Ia pun menjelaskan jika dirinya bertengkar lantaran faktor kecemburuan, dimana Firman pernah kedapatan bersama wanita lain, namun kata dia itu hanya kesalahpahaman saja. Pasalnya wanita yang dimaksud hanyalah temannya waktu masih sekolah dulu.
“Mana mungkin ada wanita lain yang mau sama saya yang hanya bekerja sebagai tukang sampah, nah yang lebih parahnya lagi tadi malam saya dipecat oleh bos saya yang tak lain adalah keluarga dari istri saya,” jelasnya.
Paginya, Firman sempat kerumah mertuanya untuk memperbaiki keadaan, tapi malah seakan diusir dari sang istri yang diketahui bernama Tarmi (28), tak kuasa menahan beban ia pun menghantamkan dirinya ke pagar rumah hingga mengalami luka dibbeberapa bagian tubuhnya.
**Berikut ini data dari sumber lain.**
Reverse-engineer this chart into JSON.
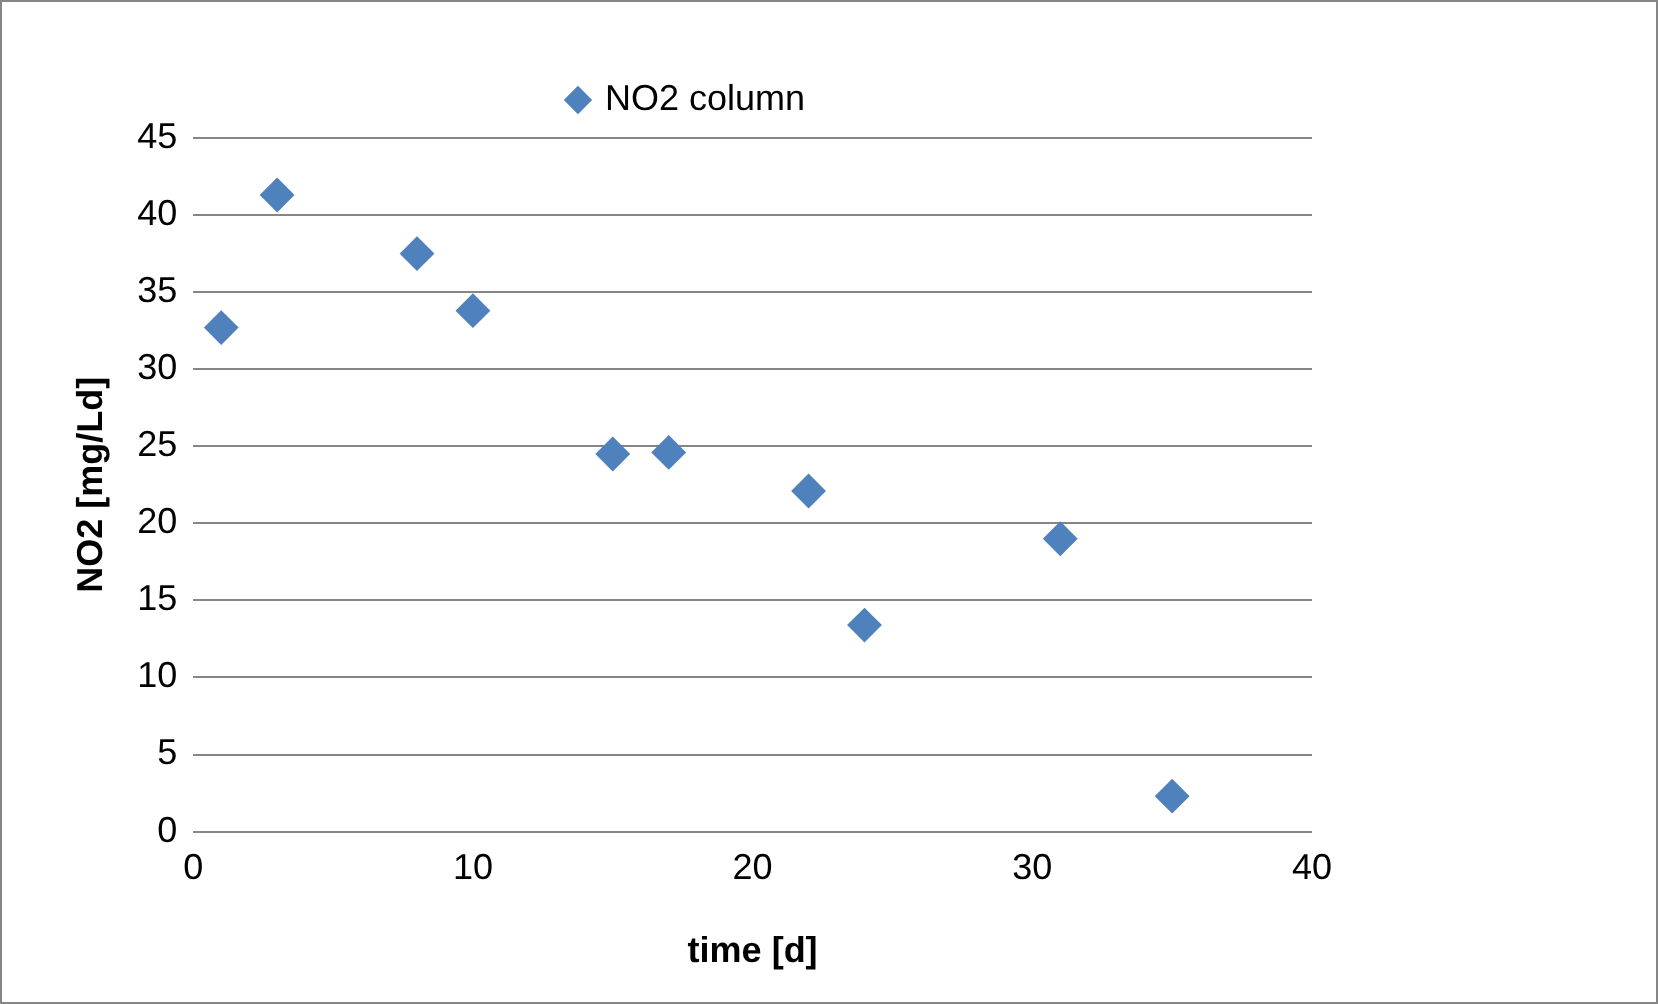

“Saya pikir dia sudah merasa baikkan, tapi pas saya gendong anak saya dia malah marah tanpa henti, itulah yang membuat saya seperti tak sadarkan diri,” tuturnya.
Pihak kepolisian juga sudah mencoba menghubungi pihak keluarga namun belum mendapat konfirmasi.
“Beginilah kalau keluarga mencampuri urusan rumah tangga anaknya, sampai sekarang istri saya belum juga datang,” tutup Firman.